Un attore e uno spettacolo che escono fuori dai clichè e dalle convenzioni cui siamo abituati: come si fa a sostenere che lo spettacolo è un monologo? Si può ancora parlare di teatro di narrazione?
Mario Perrotta sta aprendo varchi nel modo di fare teatro perché porta in scena le storie dei vinti e degli oppressi, perché libera il teatro dalle prigioni della rappresentazione e del consumo, perché indaga negli anfratti della vita che sopravvive al torpore e all’assuefazione televisiva e mediatica.

Merita tutti i premi che oggi gli vengono attribuiti perché continua, approfondisce e nobilita la migliore tradizione attoriale italiana che va dalla Commedia dell’Arte a Dario Fo a Carmelo Bene.
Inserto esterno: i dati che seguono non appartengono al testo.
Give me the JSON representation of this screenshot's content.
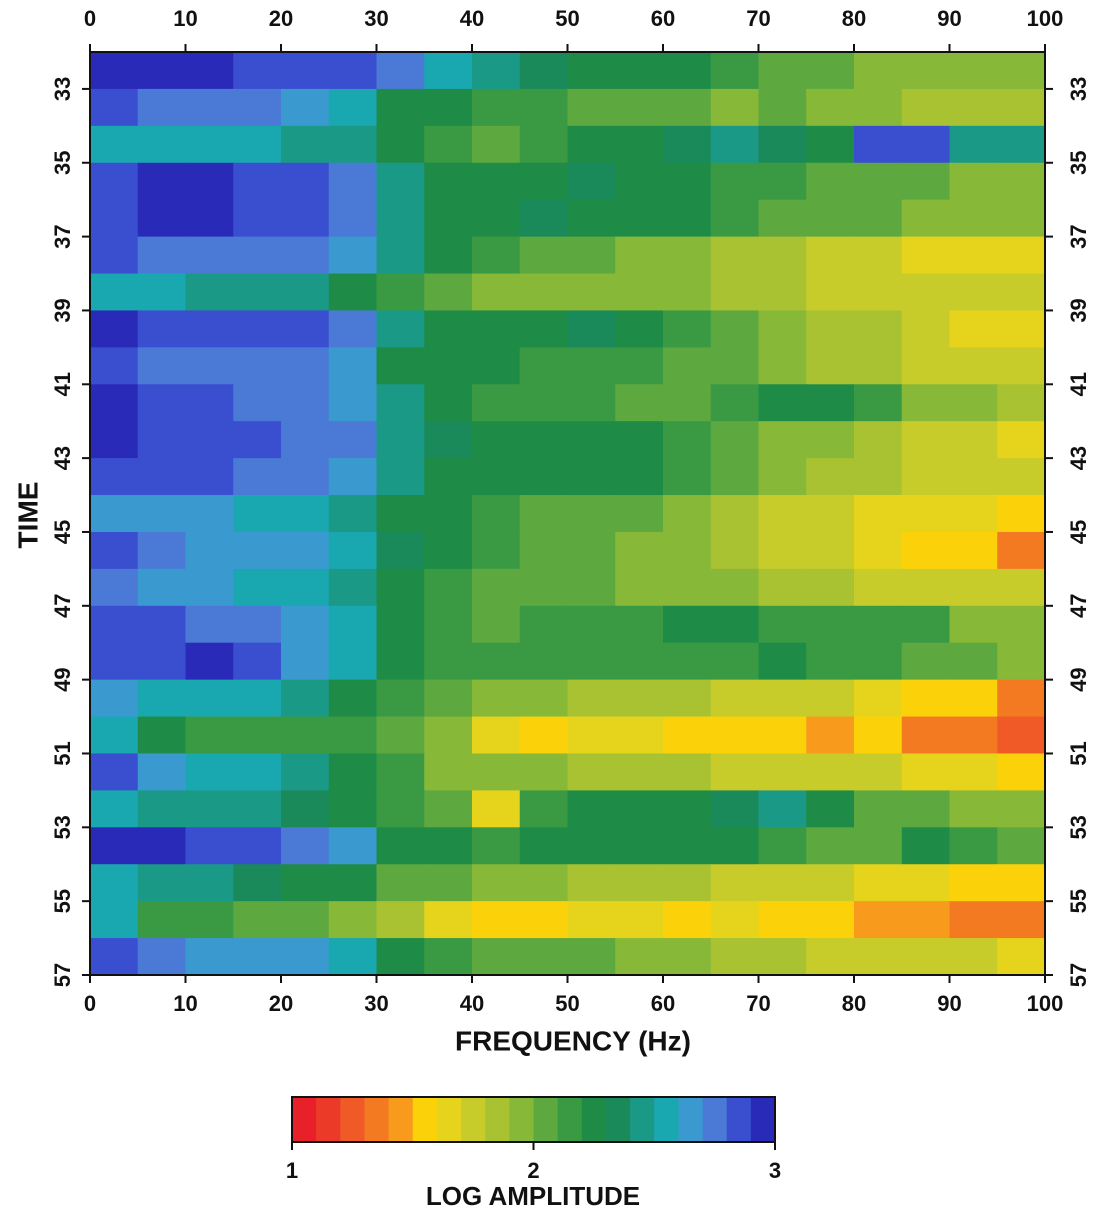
{
  "chart_data": {
    "type": "heatmap",
    "xlabel": "FREQUENCY (Hz)",
    "ylabel": "TIME",
    "x_edges": [
      0,
      5,
      10,
      15,
      20,
      25,
      30,
      35,
      40,
      45,
      50,
      55,
      60,
      65,
      70,
      75,
      80,
      85,
      90,
      95,
      100
    ],
    "y_edges": [
      32,
      33,
      34,
      35,
      36,
      37,
      38,
      39,
      40,
      41,
      42,
      43,
      44,
      45,
      46,
      47,
      48,
      49,
      50,
      51,
      52,
      53,
      54,
      55,
      56,
      57
    ],
    "xlim": [
      0,
      100
    ],
    "xticks": [
      0,
      10,
      20,
      30,
      40,
      50,
      60,
      70,
      80,
      90,
      100
    ],
    "ylim": [
      32,
      57
    ],
    "yticks": [
      33,
      35,
      37,
      39,
      41,
      43,
      45,
      47,
      49,
      51,
      53,
      55,
      57
    ],
    "y_reversed": true,
    "values": [
      [
        2.9,
        2.9,
        2.9,
        2.85,
        2.85,
        2.85,
        2.7,
        2.5,
        2.4,
        2.35,
        2.3,
        2.3,
        2.2,
        2.1,
        2.0,
        2.0,
        1.95,
        1.9,
        1.9,
        1.9
      ],
      [
        2.8,
        2.7,
        2.7,
        2.7,
        2.6,
        2.5,
        2.3,
        2.2,
        2.1,
        2.1,
        2.05,
        2.05,
        2.0,
        1.95,
        2.0,
        1.95,
        1.9,
        1.85,
        1.85,
        1.8
      ],
      [
        2.5,
        2.5,
        2.5,
        2.5,
        2.45,
        2.4,
        2.2,
        2.1,
        2.0,
        2.1,
        2.2,
        2.3,
        2.35,
        2.4,
        2.35,
        2.3,
        2.85,
        2.85,
        2.4,
        2.4
      ],
      [
        2.8,
        2.9,
        2.9,
        2.85,
        2.85,
        2.7,
        2.4,
        2.3,
        2.3,
        2.3,
        2.35,
        2.3,
        2.2,
        2.15,
        2.1,
        2.05,
        2.0,
        2.0,
        1.95,
        1.9
      ],
      [
        2.8,
        2.9,
        2.9,
        2.85,
        2.8,
        2.7,
        2.4,
        2.3,
        2.3,
        2.35,
        2.3,
        2.3,
        2.2,
        2.1,
        2.05,
        2.0,
        2.0,
        1.9,
        1.95,
        1.9
      ],
      [
        2.8,
        2.75,
        2.7,
        2.7,
        2.7,
        2.6,
        2.4,
        2.2,
        2.1,
        2.05,
        2.0,
        1.95,
        1.9,
        1.85,
        1.8,
        1.7,
        1.7,
        1.6,
        1.6,
        1.6
      ],
      [
        2.5,
        2.5,
        2.45,
        2.45,
        2.4,
        2.3,
        2.1,
        2.0,
        1.9,
        1.9,
        1.95,
        1.9,
        1.9,
        1.85,
        1.8,
        1.75,
        1.7,
        1.7,
        1.7,
        1.7
      ],
      [
        2.9,
        2.85,
        2.85,
        2.85,
        2.8,
        2.75,
        2.4,
        2.3,
        2.2,
        2.2,
        2.35,
        2.2,
        2.1,
        2.0,
        1.95,
        1.85,
        1.8,
        1.7,
        1.65,
        1.65
      ],
      [
        2.8,
        2.7,
        2.7,
        2.7,
        2.7,
        2.6,
        2.3,
        2.2,
        2.2,
        2.15,
        2.1,
        2.1,
        2.05,
        2.0,
        1.9,
        1.85,
        1.8,
        1.7,
        1.7,
        1.7
      ],
      [
        2.9,
        2.85,
        2.8,
        2.75,
        2.7,
        2.6,
        2.4,
        2.2,
        2.1,
        2.1,
        2.1,
        2.05,
        2.0,
        2.1,
        2.2,
        2.2,
        2.1,
        1.9,
        1.95,
        1.8
      ],
      [
        2.9,
        2.85,
        2.85,
        2.8,
        2.75,
        2.7,
        2.4,
        2.35,
        2.3,
        2.3,
        2.3,
        2.2,
        2.1,
        2.0,
        1.95,
        1.9,
        1.8,
        1.75,
        1.7,
        1.65
      ],
      [
        2.8,
        2.85,
        2.8,
        2.75,
        2.7,
        2.6,
        2.4,
        2.3,
        2.25,
        2.3,
        2.3,
        2.2,
        2.1,
        2.0,
        1.9,
        1.85,
        1.8,
        1.75,
        1.7,
        1.7
      ],
      [
        2.6,
        2.6,
        2.6,
        2.55,
        2.5,
        2.45,
        2.3,
        2.2,
        2.1,
        2.05,
        2.0,
        2.0,
        1.9,
        1.85,
        1.75,
        1.7,
        1.65,
        1.6,
        1.6,
        1.5
      ],
      [
        2.8,
        2.7,
        2.6,
        2.6,
        2.6,
        2.5,
        2.35,
        2.2,
        2.1,
        2.05,
        2.0,
        1.9,
        1.9,
        1.85,
        1.75,
        1.7,
        1.6,
        1.55,
        1.55,
        1.4
      ],
      [
        2.7,
        2.6,
        2.6,
        2.55,
        2.5,
        2.4,
        2.2,
        2.1,
        2.05,
        2.0,
        2.0,
        1.95,
        1.9,
        1.9,
        1.85,
        1.8,
        1.75,
        1.75,
        1.7,
        1.7
      ],
      [
        2.8,
        2.85,
        2.7,
        2.7,
        2.6,
        2.5,
        2.3,
        2.15,
        2.05,
        2.1,
        2.15,
        2.15,
        2.2,
        2.2,
        2.1,
        2.1,
        2.15,
        2.1,
        1.95,
        1.95
      ],
      [
        2.8,
        2.85,
        2.9,
        2.85,
        2.6,
        2.5,
        2.3,
        2.15,
        2.1,
        2.1,
        2.1,
        2.1,
        2.1,
        2.15,
        2.2,
        2.15,
        2.1,
        2.05,
        2.0,
        1.95
      ],
      [
        2.6,
        2.5,
        2.5,
        2.5,
        2.4,
        2.3,
        2.15,
        2.0,
        1.9,
        1.9,
        1.85,
        1.8,
        1.8,
        1.75,
        1.7,
        1.7,
        1.65,
        1.5,
        1.5,
        1.35
      ],
      [
        2.5,
        2.2,
        2.15,
        2.15,
        2.1,
        2.1,
        2.0,
        1.9,
        1.6,
        1.55,
        1.6,
        1.6,
        1.55,
        1.5,
        1.5,
        1.45,
        1.5,
        1.3,
        1.3,
        1.25
      ],
      [
        2.8,
        2.6,
        2.5,
        2.5,
        2.4,
        2.3,
        2.1,
        1.95,
        1.9,
        1.9,
        1.85,
        1.85,
        1.8,
        1.75,
        1.75,
        1.7,
        1.7,
        1.65,
        1.6,
        1.5
      ],
      [
        2.5,
        2.45,
        2.45,
        2.4,
        2.35,
        2.3,
        2.1,
        2.0,
        1.65,
        2.1,
        2.2,
        2.25,
        2.3,
        2.35,
        2.4,
        2.25,
        2.05,
        2.0,
        1.95,
        1.95
      ],
      [
        2.9,
        2.9,
        2.85,
        2.8,
        2.7,
        2.6,
        2.3,
        2.2,
        2.1,
        2.2,
        2.2,
        2.3,
        2.25,
        2.2,
        2.1,
        2.05,
        2.0,
        2.3,
        2.1,
        2.0
      ],
      [
        2.5,
        2.45,
        2.4,
        2.35,
        2.3,
        2.2,
        2.05,
        2.0,
        1.95,
        1.9,
        1.85,
        1.8,
        1.8,
        1.75,
        1.7,
        1.7,
        1.6,
        1.6,
        1.5,
        1.5
      ],
      [
        2.5,
        2.1,
        2.1,
        2.05,
        2.0,
        1.95,
        1.8,
        1.6,
        1.55,
        1.55,
        1.6,
        1.6,
        1.55,
        1.6,
        1.5,
        1.5,
        1.45,
        1.45,
        1.3,
        1.4
      ],
      [
        2.8,
        2.7,
        2.65,
        2.65,
        2.6,
        2.5,
        2.3,
        2.15,
        2.05,
        2.0,
        2.0,
        1.9,
        1.95,
        1.85,
        1.8,
        1.75,
        1.75,
        1.7,
        1.7,
        1.65
      ]
    ],
    "colorscale": [
      "#e8202a",
      "#ec3a28",
      "#f05a26",
      "#f47a22",
      "#f89a1c",
      "#fbd20a",
      "#e6d41c",
      "#c8cc2a",
      "#a8c232",
      "#88b838",
      "#5ea840",
      "#3a9a44",
      "#1e8c46",
      "#1a8a5a",
      "#1a9a86",
      "#1aa8b0",
      "#3a9ad0",
      "#4a7ad6",
      "#3a4ed0",
      "#2a2ab8"
    ],
    "colorbar": {
      "label": "LOG AMPLITUDE",
      "lim": [
        1,
        3
      ],
      "ticks": [
        1,
        2,
        3
      ]
    }
  }
}
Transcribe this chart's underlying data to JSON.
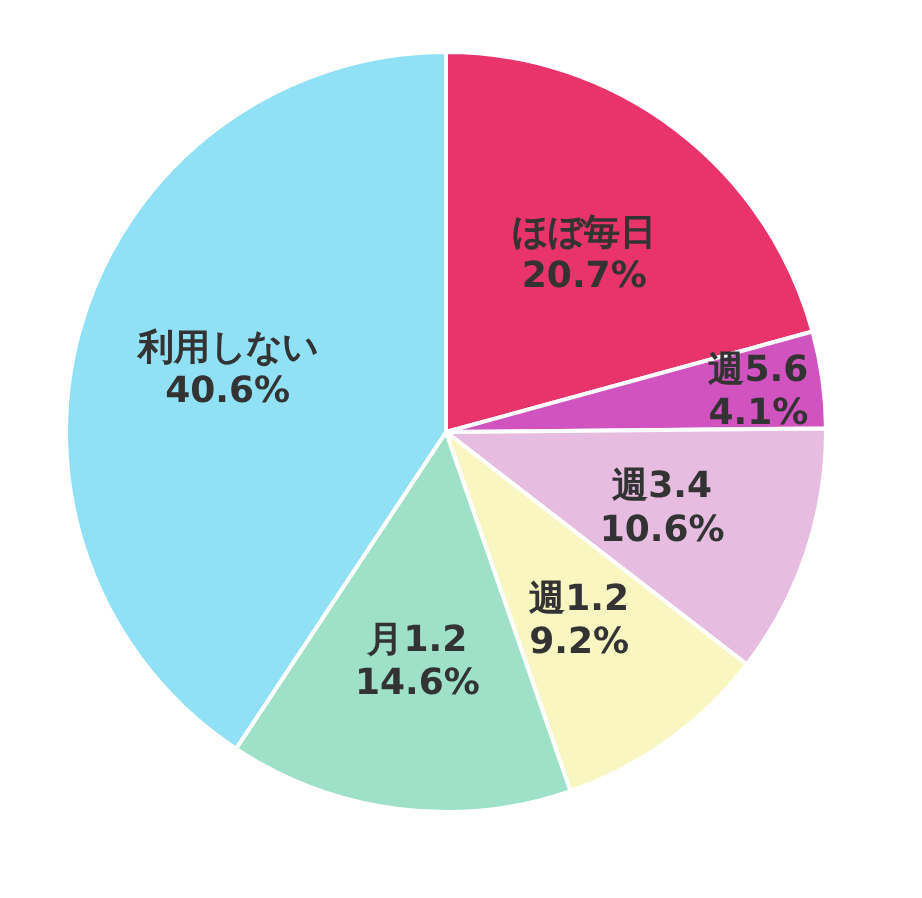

Il suo è un successo meritato frutto dell’intelligenza, della passione, dell’energia, del lavoro ostinato e maniacale che continua a fare su ogni dettaglio, su ogni parola, su ogni gesto.

Guardo a lui come a un punto di riferimento per tutti i giovani che nel teatro vivono la sfida più importante della loro vita: riscattarsi dalle miserie e dalle prigioni che li attorniano e cambiare in meglio il mondo che li circonda. Mario Perrotta lo sta facendo e abbiamo il dovere come leccesi e salentini di sostenerlo sempre di più verso nuovi traguardi e sfide.